Guilherme Goulart segue relatando – com ironia – que o clima na redação “até ficava chato”, já que os colegas homens ofereciam ajuda à Melissa e a presenteava com “chocolatinho para cá, cafezinho para lá”. No final do texto, ele diz que a moça deixou o emprego para investir em outra oportunidade, dessa vez em televisão, e que apesar da “depressão” que tomou conta do ambiente, ela logo foi esquecida, pois a morena Daniela, estudante de comunicação de uma universidade pública de Brasília, chegou à editoria ‘Economia’. Para uma crônica, Guilherme Goulart só se esqueceu de falar que Daniela seria a mais nova vítima do machismo na redação do Correio Braziliense.

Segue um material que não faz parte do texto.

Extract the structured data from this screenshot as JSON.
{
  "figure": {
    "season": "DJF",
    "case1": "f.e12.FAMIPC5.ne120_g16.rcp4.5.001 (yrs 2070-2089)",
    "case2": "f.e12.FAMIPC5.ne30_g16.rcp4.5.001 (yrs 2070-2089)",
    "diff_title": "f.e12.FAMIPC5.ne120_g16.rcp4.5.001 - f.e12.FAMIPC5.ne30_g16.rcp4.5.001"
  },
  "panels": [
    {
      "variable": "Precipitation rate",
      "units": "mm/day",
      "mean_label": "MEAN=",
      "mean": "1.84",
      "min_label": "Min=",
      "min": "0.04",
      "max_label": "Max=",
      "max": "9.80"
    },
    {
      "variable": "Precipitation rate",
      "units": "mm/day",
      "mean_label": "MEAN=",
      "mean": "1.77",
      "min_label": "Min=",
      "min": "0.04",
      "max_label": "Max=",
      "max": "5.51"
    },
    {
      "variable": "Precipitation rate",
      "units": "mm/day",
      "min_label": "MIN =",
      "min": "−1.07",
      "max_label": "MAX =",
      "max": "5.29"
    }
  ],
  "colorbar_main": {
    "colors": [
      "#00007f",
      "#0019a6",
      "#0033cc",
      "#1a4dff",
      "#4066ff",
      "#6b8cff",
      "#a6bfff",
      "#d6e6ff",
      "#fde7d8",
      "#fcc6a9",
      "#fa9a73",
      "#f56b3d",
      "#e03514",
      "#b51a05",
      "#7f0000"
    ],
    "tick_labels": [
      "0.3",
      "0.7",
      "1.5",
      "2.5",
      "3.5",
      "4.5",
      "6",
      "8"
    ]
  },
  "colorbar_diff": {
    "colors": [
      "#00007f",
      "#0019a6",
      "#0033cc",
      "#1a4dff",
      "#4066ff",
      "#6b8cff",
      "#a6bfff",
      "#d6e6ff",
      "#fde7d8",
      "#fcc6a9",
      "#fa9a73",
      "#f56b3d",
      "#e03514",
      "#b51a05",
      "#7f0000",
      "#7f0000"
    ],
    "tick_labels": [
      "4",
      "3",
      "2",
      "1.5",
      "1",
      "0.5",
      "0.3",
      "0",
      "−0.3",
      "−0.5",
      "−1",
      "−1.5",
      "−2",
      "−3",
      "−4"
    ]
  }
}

É irônico que esse texto tenha sido publicado em um impresso de Brasília onde muito recentemente o Sindicato dos Jornalistas do Distrito Federal realizou pesquisa que mostra justamente como é o assédio moral às mulheres que trabalham em redação. Os números são alarmantes: das 535 jornalistas entrevistadas, 417 (77,9%) disseram ter sofrido algum tipo de assédio moral por parte de colegas ou de chefes diretos; 78,5% afirmam que já enfrentaram algum tipo de atitude machista durante entrevistas; 70% já deixaram de ser designadas para uma pauta pelo fato de serem mulheres; 61,5% das jornalistas já vivenciaram situações em que, apesar de exercerem a mesma função de colegas homens, receberam salários menores do que os deles.
Será que o articulista Guilherme Goulart e a redação do Correio Braziliense não conhecem esses números? Será que as outras empresas de comunicação não tiveram acesso a este e tantos outros levantamentos que apontam para uma situação insustentável? Não há outra explicação: embora os números apontem para um cenário gravíssimo, o machismo nas redações é ignorado sumariamente todos os dias.
Em nome das milhares de Melissas, Danielas, Jaquelines, Carolines, Sandras, Nathálias, Mayaras, Brunas, Heloisas .. o Portal Comunique-se se solidariza, pois, além das dificuldades pela qual a profissão passa, as mulheres precisam ainda lidar com o machismo que as subestimam diariamente – mesmo que ele apareça em formato de crônica. Aos veículos de comunicação, fica o pedido claro de que episódios e ambientes assim precisam ser eliminados para ontem – isso mesmo, para ontem. Estamos atrasados.
O Correio Braziliense só falou sobre o assunto nesta terça-feira, 12. O impresso afirma que errou ao publicar o texto e que a opinião de Guilherme Goulart “não reflete os valores” da marca. O jornalista, por sua vez, apagou o texto da rede e escreveu uma segunda crônica chamada de “Um erro sem perdão”.
Se é que podemos dizer que a história tem um lado positivo, esperamos que a exposição ampla da crônica tenha resultado em uma lição valiosa para Guilherme Goulart, para o Correio Braziliense e para todos os profissionais das redações espalhadas Brasil afora.